Apuleius

Lucius Apuleius (ca 123/5 CE - ca 180 CE), an utterly Romanized Berber who described himself as "half-Numidian half-Gaetulian", is remembered most for his bawdy picaresque Latin novel the Metamorphoses, better known as The Golden Ass. He was born in Madaurus, a Roman colony in Numidia on the border with Gaetulia, now the town of Mdaourouch, Algeria, a district well away from the Romanized coast, but where some pristine Roman ruins remain. The same colonia was where Saint Augustine later received part of his early education. His father was a provincial magistrate and he inherited a substantial fortune from him. Apuleius studied with a master at Carthage and later at Athens, where he studied Platonic philosophy among other subjects. After being initiated as a worshipper of Isis, he went to Rome to study Latin oratory. Later he travelled extensively in Asia Minor and Egypt, studying philosophy and religion. After being accused of using magic to gain the attentions (and fortune) of a widow, he declaimed and then distributed a witty tour de force in his own defense before the proconsul and a court of magistrates convened in Sabratha, near Tripoli, the Apologia (A Discourse on Magic).
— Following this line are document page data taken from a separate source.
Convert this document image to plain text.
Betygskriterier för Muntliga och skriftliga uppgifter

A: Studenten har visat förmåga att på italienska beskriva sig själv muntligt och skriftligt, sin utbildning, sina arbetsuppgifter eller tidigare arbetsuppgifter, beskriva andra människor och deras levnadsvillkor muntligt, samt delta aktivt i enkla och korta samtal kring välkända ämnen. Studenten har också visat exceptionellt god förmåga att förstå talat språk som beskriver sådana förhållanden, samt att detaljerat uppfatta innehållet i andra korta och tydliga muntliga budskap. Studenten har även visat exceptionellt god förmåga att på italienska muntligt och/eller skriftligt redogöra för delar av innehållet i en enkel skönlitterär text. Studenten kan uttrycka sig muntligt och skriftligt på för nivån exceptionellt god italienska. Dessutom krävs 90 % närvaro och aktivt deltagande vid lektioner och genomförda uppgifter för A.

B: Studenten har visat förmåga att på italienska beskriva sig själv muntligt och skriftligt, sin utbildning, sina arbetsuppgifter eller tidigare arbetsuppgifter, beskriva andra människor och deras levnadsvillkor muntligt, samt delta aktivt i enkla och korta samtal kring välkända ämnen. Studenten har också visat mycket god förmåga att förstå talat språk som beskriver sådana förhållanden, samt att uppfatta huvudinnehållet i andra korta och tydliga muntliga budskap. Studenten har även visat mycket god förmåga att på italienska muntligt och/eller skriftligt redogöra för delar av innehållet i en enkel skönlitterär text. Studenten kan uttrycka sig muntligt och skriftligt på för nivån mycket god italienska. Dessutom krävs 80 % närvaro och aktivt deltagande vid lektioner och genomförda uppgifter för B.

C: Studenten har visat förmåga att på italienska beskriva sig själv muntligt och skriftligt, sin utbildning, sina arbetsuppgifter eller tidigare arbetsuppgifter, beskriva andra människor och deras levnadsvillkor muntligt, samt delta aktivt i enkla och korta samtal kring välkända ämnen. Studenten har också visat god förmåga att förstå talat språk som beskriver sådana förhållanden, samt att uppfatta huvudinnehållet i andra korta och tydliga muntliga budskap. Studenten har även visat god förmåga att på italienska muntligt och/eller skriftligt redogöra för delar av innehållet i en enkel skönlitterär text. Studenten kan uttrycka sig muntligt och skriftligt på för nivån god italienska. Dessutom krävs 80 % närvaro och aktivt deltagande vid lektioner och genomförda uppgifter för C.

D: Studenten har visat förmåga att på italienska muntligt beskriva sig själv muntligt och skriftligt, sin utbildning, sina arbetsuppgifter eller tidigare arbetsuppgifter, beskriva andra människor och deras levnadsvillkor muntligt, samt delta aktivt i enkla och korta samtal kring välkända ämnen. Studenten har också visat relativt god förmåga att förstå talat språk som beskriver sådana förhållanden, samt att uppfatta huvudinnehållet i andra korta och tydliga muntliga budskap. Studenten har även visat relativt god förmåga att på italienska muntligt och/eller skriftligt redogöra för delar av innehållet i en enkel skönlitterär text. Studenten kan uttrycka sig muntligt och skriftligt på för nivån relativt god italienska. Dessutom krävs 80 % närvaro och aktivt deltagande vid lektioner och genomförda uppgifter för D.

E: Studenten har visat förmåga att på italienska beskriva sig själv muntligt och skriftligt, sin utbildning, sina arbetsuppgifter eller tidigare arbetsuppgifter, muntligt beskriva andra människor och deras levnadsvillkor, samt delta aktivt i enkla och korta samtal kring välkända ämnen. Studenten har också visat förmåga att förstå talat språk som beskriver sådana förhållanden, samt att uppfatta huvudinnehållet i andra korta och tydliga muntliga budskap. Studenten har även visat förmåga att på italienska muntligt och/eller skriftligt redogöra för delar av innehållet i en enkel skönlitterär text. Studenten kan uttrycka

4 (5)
The work has very little to do with magic, and a lot to do with making mincemeat of his opponent, with hilarity and panache: it is probably the single funniest work that has come down to us from Antiquity, and firmly places Apuleius among the great humorists. His other works include On the God of Socrates, Florida, On Plato and his Doctrine, and possibly On the Universe. The Golden Ass is the only Latin novel that has survived in its entirety. It is an imaginative, irreverent and amusing work that relates the ludicrous adventures of one Lucius, who experiments in magic and is accidentally turned into an ass. In this guise he hears and sees many unusual things, until Isis returns him to his human form. A digression recounts the tale of Cupid and Psyche. There is some evidence that the account of the initiation into the mysteries of Isis is autobiographical.